Per i Greci il Caos stava ad indicare l’Abisso che era matrice della creazione, lo spazio indefinito, aperto e ricettivo da cui tutto proviene e a cui tutto ritorna.
Questa visione del Caos da parte dei Greci rimanda, nella cosmologia di Edelëas, all’Ardìl di Eàhteril di cui ho parlato prima.
Tale elemento, detto anche Sangue di Luce, lo descrivo come una sorta “mare lucente in ebollizione”, da cui poi prendono forma per mezzo della vibrazione piccoli frammenti di “ghiaccio” che, unendosi tra loro, formano gli enti del Creato.
Questa visione, a dire il vero, come spiego nell’Introduzione de La Musica di Ïlmatal, non l’ho concepita basandomi sulle mitologie antiche, quanto piuttosto ammantando per mezzo del simbolo e dell’allegoria l’idea scientifica del Vuoto Quantico.
Infatti, se andiamo a leggere qualcosa in proposito, notiamo subito che il Vuoto, a livello quantico, non è vacuo, quanto piuttosto permeato da un’energia (seppur minima) in perenne fluttuazione, da cui si originano quelle che vengono chiamate particelle transitorie chiamate virtuali.
Quest’ultime non devono essere intese come immaginarie, bensì reali!
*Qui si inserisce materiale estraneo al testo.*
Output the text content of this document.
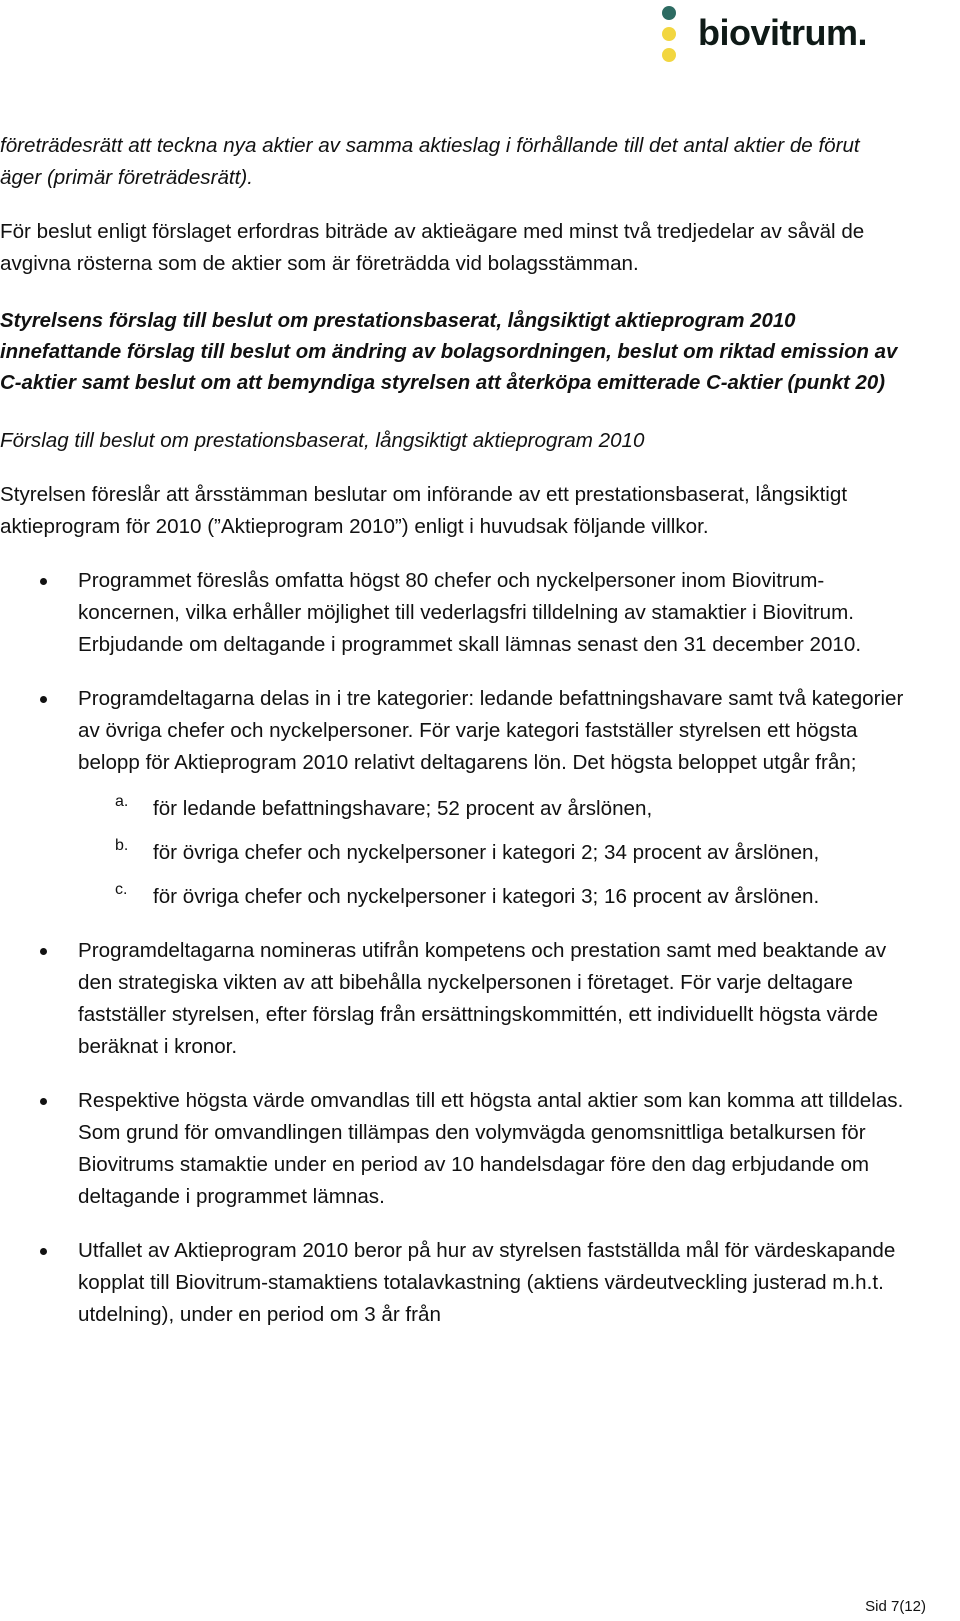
biovitrum.

företrädesrätt att teckna nya aktier av samma aktieslag i förhållande till det antal aktier de förut äger (primär företrädesrätt).

För beslut enligt förslaget erfordras biträde av aktieägare med minst två tredjedelar av såväl de avgivna rösterna som de aktier som är företrädda vid bolagsstämman.

Styrelsens förslag till beslut om prestationsbaserat, långsiktigt aktieprogram 2010 innefattande förslag till beslut om ändring av bolagsordningen, beslut om riktad emission av C-aktier samt beslut om att bemyndiga styrelsen att återköpa emitterade C-aktier (punkt 20)

Förslag till beslut om prestationsbaserat, långsiktigt aktieprogram 2010

Styrelsen föreslår att årsstämman beslutar om införande av ett prestationsbaserat, långsiktigt aktieprogram för 2010 (”Aktieprogram 2010”) enligt i huvudsak följande villkor.

Programmet föreslås omfatta högst 80 chefer och nyckelpersoner inom Biovitrum-koncernen, vilka erhåller möjlighet till vederlagsfri tilldelning av stamaktier i Biovitrum. Erbjudande om deltagande i programmet skall lämnas senast den 31 december 2010.

Programdeltagarna delas in i tre kategorier: ledande befattningshavare samt två kategorier av övriga chefer och nyckelpersoner. För varje kategori fastställer styrelsen ett högsta belopp för Aktieprogram 2010 relativt deltagarens lön. Det högsta beloppet utgår från;

a. för ledande befattningshavare; 52 procent av årslönen,

b. för övriga chefer och nyckelpersoner i kategori 2; 34 procent av årslönen,

c. för övriga chefer och nyckelpersoner i kategori 3; 16 procent av årslönen.

Programdeltagarna nomineras utifrån kompetens och prestation samt med beaktande av den strategiska vikten av att bibehålla nyckelpersonen i företaget. För varje deltagare fastställer styrelsen, efter förslag från ersättningskommittén, ett individuellt högsta värde beräknat i kronor.

Respektive högsta värde omvandlas till ett högsta antal aktier som kan komma att tilldelas. Som grund för omvandlingen tillämpas den volymvägda genomsnittliga betalkursen för Biovitrums stamaktie under en period av 10 handelsdagar före den dag erbjudande om deltagande i programmet lämnas.

Utfallet av Aktieprogram 2010 beror på hur av styrelsen fastställda mål för värdeskapande kopplat till Biovitrum-stamaktiens totalavkastning (aktiens värdeutveckling justerad m.h.t. utdelning), under en period om 3 år från

Sid 7(12)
In determinate condizioni (cioè quando c’è una fonte di energia esterna), dal Vuoto Quantico possono emergere coppie di particelle reali come Positrone (detto anche Anti-Elettrone) ed Elettrone.
Questa energia esterna, nel mio mito, viene ad essere incarnata dalla Musica intonata da Ïlmatal, primo ente metafisico femminile, così come la tradizione biblica vuole che la Sapienza (Sofia) abbia fatto da amōn (tradotto in italiano come Architetto o Armonizzatrice) a Dio, o come nello Shivaismo e nel Tantrismo indù Shakti simboleggi proprio l’energia ordinatrice e armonizzante dell’Universo.
Dunque le cosmologie antiche, e la mia più fantasy e moderna, possono essere considerate dei tentativi di spiegare concetti che solo adesso, con le moderne teorie quantistiche, stiamo riscoprendo con un altro linguaggio.
Un tempo si usavano simboli e allegorie, oggi invece la matematica.
Quindi possiamo affermare che i miti non sono affatto ciò che molti oggigiorno pensano, e cioè storie inventate per spiegare i fenomeni della natura prive di qualsiasi fondamento.
Bensì sono scienza sotto altra veste; una veste che, per coloro che non si accontentano di nuotare in superficie, ma prendono fiato e son disposti ad immergersi nelle sue vaste trame, diventa seta trasparente e, in questa trasparenza, il mito diventa rivelazione.